Now, Nelly both reports things she sees and hears and ‘reports’, as things she has seen and heard, things she hasn’t seen or heard at all. When she says that Hindley’s motive for leaning forward over the banister was “to listen to a noise below” (rather than, say, ‘to break a brat’s neck’) and that, he did so, “almost forgetting” he had a squalling, kicking two year-old in his arms, she isn’t reporting things anyone could see or hear. Not only can she not know what was going on in Hindley’s mind, what she ‘reports’ as going on there isn’t — given everything else she says about Hindley’s anger and violence — easy to believe, as that “almost” tacitly concedes. Furthermore, although she says, as if she had seen it, that Hareton jumped out of his father’s arms — “gave a sudden spring” and “delivered himself from the careless grasp that held him” — she, in fact, saw no such thing for, as she also says, Hareton jumped “at the instant when my eye quitted” him! The most she can truthfully say on Hindley’s behalf is that, although it looked as if he had dropped Hareton on purpose, he may not have done so. He may have been distracted by Heathcliff’s arrival below. Anything more is just invention, partial to Hindley, malicious to Heathcliff.
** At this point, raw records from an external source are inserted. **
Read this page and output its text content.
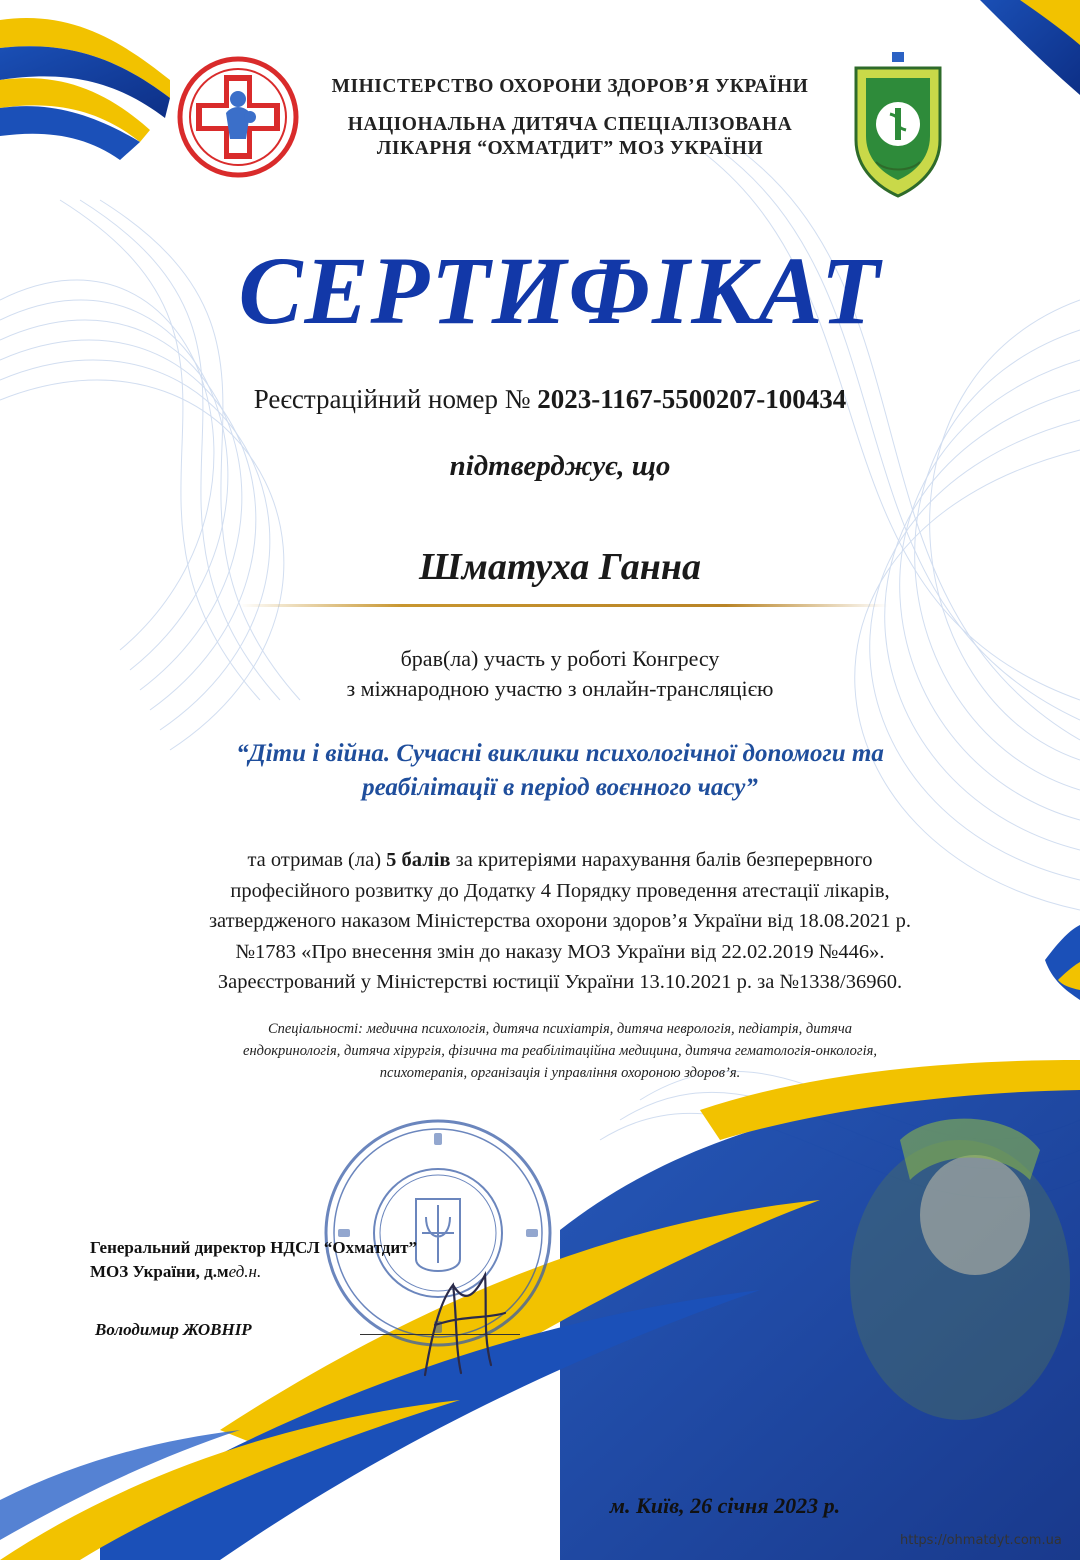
МІНІСТЕРСТВО ОХОРОНИ ЗДОРОВ’Я УКРАЇНИ
НАЦІОНАЛЬНА ДИТЯЧА СПЕЦІАЛІЗОВАНА
ЛІКАРНЯ “ОХМАТДИТ” МОЗ УКРАЇНИ
СЕРТИФІКАТ
Реєстраційний номер № 2023-1167-5500207-100434
підтверджує, що
Шматуха Ганна
брав(ла) участь у роботі Конгресу
з міжнародною участю з онлайн-трансляцією
“Діти і війна. Сучасні виклики психологічної допомоги та
реабілітації в період воєнного часу”
та отримав (ла) 5 балів за критеріями нарахування балів безперервного
професійного розвитку до Додатку 4 Порядку проведення атестації лікарів,
затвердженого наказом Міністерства охорони здоров’я України від 18.08.2021 р.
№1783 «Про внесення змін до наказу МОЗ України від 22.02.2019 №446».
Зареєстрований у Міністерстві юстиції України 13.10.2021 р. за №1338/36960.
Спеціальності: медична психологія, дитяча психіатрія, дитяча неврологія, педіатрія, дитяча
ендокринологія, дитяча хірургія, фізична та реабілітаційна медицина, дитяча гематологія-онкологія,
психотерапія, організація і управління охороною здоров’я.
Генеральний директор НДСЛ “Охматдит”
МОЗ України, д.мед.н.
Володимир ЖОВНІР
м. Київ, 26 січня 2023 р.
https://ohmatdyt.com.ua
And she denies Heathcliff the credit that would ordinarily be thought due for saving someone’s life on no better grounds. When she says he did it “by a natural impulse” she means “instinctively” or “automatically”, without thinking and without meaning to. But that’s something else she hasn’t seen and says without warrant. And if, on understanding what has happened, Heathcliff’s countenance was blank, then blank is what it was: it didn’t express anything, plain or not, and certainly nothing as definite as what Nelly “dares say”, that, if there hadn’t been witnesses, he would have smashed the two-year-old’s skull on the steps.
Nelly has every reason to think not only that Hindley is capable of murder but that she has just witnessed him, in “his madman’s rage”, try to murder his own son. And she has no reason to think the 16 year-old Heathcliff likely to murder anyone. But Hindley she calls nothing worse than the “author of an accident”, Heathcliff she accuses of being held back from murdering a two-year-old only by the presence of witnesses.
Emily Brontë is, one can see, even from as little as these two scenes, a very clever woman. Fancy being able to make so dishonest a narrator so plausible. Fancy having such an understanding of how you are likely to be read. I won’t, and don’t, say that her readers have to be as clever but — goodness me! — don’t you have to be alert?